The summons letter sounded like it meant business. “You are hereby commanded to appear . . . then and there to serve as Juror . . . and that you in nowise fail to so appear . . .” It didn’t say what the “or else” entailed, but I was sure I didn’t want to find out.

Trying to stay out of trouble, I left home in plenty of time for the 8:30 AM call, time that was eaten up with school buses, school zones, and parking problems. I arrived with five minutes to find my place and was greeted by a pleasant and efficient staff that got me to the courtroom with three minutes to spare. I could’ve been late, as several of the other called jurors were. They began calling the roll at 8:52. After roll call, we stood as a group of approximately eighty jury candidates, raised our right hands, and swore to answer all questions truthfully.

The judge told us what a privilege it was to serve on a jury before he listed the reasons he would accept to be excused. He ran through that list and gave his commentary on it:
• A serious illness on the part of the juror or a family member who required the presence of the juror – likely to be excused, just talk to him
• The juror’s attendance would cause a serious financial loss or had a need requiring personally presence at one’s business – would be considered, talk to him
• An elderly relative or dependent child who had no one else as caregiver – talk to him, and it would be excused
• A ticket to Hawaii during the time the jury sat that was bought six months ago – he’d excused those before, talk to him
• Citizens over sixty-five years of age – by law, he had to excuse but he didn’t believe in it – “You don’t lose your brain when you turn sixty-five.”
• Those who had served within the last two years – also bound by law to accept the excuse if it was offered, but serving was a privilege.
He then allowed the jurors who wanted to bring an excuse to stand in line to “talk to him.” About ten joined the line, but most were sent back to their seats to wait for the jury selection.  The judge announced that twenty-five would be called, and the rest could go home.
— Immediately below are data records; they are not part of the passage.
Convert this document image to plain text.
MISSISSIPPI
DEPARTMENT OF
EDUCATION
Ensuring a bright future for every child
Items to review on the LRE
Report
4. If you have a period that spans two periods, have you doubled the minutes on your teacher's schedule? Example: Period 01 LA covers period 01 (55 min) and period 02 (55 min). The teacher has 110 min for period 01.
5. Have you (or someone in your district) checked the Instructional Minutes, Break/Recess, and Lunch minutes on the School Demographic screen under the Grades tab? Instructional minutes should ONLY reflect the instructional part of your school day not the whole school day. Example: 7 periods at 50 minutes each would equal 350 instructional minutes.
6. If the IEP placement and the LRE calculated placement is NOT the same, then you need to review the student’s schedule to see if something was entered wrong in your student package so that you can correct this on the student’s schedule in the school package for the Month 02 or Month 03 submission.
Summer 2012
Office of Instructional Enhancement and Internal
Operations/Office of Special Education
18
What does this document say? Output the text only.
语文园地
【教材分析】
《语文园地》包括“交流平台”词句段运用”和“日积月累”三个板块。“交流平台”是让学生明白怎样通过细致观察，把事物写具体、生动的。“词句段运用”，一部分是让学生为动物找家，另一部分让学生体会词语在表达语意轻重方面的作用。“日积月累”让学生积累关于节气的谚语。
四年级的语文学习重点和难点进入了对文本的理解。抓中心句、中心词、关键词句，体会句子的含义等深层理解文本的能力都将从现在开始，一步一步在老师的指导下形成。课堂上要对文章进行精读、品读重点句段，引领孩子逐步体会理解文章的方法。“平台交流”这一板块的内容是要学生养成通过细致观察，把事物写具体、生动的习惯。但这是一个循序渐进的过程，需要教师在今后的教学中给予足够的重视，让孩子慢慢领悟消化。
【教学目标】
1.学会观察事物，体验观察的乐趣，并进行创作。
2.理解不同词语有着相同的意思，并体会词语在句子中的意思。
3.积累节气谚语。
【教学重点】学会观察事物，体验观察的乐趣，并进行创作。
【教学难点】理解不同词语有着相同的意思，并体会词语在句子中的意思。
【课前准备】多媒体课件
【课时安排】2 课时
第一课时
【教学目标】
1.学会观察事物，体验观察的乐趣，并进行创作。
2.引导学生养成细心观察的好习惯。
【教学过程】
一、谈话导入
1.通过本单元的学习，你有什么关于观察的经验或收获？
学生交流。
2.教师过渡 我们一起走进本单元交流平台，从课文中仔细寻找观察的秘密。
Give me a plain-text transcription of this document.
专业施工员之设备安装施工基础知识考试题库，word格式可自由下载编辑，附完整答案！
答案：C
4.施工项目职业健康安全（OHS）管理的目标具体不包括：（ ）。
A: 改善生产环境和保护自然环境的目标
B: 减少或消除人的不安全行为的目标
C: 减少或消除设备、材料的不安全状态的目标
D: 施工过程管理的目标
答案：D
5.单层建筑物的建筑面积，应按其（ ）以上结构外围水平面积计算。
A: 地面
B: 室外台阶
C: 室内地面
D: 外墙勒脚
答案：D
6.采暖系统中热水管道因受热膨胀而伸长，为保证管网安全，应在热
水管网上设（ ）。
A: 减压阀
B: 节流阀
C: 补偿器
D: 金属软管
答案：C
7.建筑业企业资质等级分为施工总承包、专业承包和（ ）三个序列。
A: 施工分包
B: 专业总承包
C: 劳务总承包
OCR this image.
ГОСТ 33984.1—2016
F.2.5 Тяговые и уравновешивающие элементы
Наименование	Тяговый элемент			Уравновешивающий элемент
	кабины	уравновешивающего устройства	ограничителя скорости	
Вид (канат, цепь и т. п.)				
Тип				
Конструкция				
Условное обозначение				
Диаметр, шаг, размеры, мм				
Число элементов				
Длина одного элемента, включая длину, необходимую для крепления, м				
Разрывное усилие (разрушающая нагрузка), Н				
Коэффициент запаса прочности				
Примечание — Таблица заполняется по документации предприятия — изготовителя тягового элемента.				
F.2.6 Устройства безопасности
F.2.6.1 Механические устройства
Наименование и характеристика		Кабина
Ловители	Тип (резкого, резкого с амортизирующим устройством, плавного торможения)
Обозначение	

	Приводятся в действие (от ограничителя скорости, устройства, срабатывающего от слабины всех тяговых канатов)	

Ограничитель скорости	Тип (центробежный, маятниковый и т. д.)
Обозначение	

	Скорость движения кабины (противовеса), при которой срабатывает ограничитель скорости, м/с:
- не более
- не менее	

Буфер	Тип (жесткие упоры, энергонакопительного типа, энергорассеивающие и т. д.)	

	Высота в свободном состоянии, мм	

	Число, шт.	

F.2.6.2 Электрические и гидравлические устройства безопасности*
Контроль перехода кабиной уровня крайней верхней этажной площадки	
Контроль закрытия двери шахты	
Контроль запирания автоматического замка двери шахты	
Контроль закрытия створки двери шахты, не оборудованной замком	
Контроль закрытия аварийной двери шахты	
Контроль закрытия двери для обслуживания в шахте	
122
The clerk apologized ahead of time for any names he mispronounced and began the seating call.
Twenty-five were chosen before my name was called, and the rest of us were dismissed. As we headed back to our cars, another prospective juror walking beside me observed that most of the ten who’d stood in line to offer an excuse had been called. Coincidence?
So far, I’ve had a similar jury experience three times. I’m willing to serve if needed and agree with the judge that passing sixty-five is a poor excuse if one still has good health and the mind she came with.